In sharp contrast, Right to Work states have had a “relatively stable and lower staff-to-student ratio, with minimal variation over time.”
“Right to Work supporters across America should have the satisfaction of knowing that, by helping grassroots citizens increase the number of states banning forced union dues from 22 to 26 just since 2012, they have also been helping reduce harmful bureaucratic bloat in public education,” said Mr. Mix.
In the Coming Years, Will More and More States ‘Face Reality’?
Economist Herb Stein once observed, “If something cannot go on forever, it will stop.” Big Labor clearly disagrees! (Credit: American Enterprise Institute)
The fact is, the ample increases in government school staffing and spending that have occurred since the turn of the millennium, following on the heels of the even greater increases in staffing and spending that occurred in the second half of the 20th Century, haven’t improved U.S. schools’ poor performance.
“The path government education is now on is unsustainable, and, as the late economist Herb Stein once dryly observed, ‘If something cannot go on forever, it will stop,’” said Mr. Mix.
“That’s why I am hopeful that, over the next few years, more and more states will face reality by banning union monopoly bargaining in K-12 government schools and other public institutions.
“Unfortunately, Big Labor bosses remain determined to prove Herb Stein wrong by successfully fighting to retain, and even expand, their government-sector monopoly-bargaining privileges in states and localities across the country.
“Despite union lobbyists’ ferocious opposition, the Committee has helped grassroots citizens in a number of states chalk up important victories over union monopolists in recent years.
“One of the most significant defeats for government union kingpins to date occurred this year on Valentine’s Day, when Utah Gov. Spencer Cox signed H.B.167, a measure prohibiting Big Labor from seizing monopoly control over public servants who work at all levels and agencies of state and local government.
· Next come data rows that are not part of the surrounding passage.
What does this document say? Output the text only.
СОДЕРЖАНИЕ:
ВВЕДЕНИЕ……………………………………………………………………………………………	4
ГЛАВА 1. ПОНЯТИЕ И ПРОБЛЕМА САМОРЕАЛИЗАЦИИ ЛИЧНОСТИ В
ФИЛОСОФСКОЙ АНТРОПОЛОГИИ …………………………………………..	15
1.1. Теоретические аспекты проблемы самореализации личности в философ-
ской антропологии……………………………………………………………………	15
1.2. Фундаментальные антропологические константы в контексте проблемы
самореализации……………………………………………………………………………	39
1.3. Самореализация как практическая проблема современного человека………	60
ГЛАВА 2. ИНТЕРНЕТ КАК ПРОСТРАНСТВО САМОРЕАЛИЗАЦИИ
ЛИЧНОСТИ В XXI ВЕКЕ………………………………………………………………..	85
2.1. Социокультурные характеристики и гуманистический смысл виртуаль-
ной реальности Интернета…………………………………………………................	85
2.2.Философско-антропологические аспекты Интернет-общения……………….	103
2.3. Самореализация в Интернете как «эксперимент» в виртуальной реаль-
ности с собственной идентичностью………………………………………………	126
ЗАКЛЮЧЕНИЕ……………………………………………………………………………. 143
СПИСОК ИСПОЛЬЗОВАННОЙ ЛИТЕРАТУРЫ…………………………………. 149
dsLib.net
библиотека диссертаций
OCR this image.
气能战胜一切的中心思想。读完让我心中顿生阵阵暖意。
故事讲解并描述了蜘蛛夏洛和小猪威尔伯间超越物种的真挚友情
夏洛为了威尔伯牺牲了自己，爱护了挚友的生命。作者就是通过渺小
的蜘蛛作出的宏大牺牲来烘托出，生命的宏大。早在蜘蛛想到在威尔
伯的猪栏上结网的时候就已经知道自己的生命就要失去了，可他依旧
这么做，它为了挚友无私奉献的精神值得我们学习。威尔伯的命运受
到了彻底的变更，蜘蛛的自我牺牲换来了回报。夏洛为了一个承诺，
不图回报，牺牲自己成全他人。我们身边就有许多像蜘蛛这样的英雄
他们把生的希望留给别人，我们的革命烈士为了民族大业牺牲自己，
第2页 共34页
“This victory for freedom-loving Utah citizens came about only after the Committee had mailed every state legislator and engaged 165,000 supporters via email to contact the governor and urge him to sign the bill.
“Of course, the overwhelming majority of states continue to authorize and promote union monopoly bargaining over civil servants.
“The Committee won’t rest until all such unjust, anti-taxpayer laws are wiped off the books.”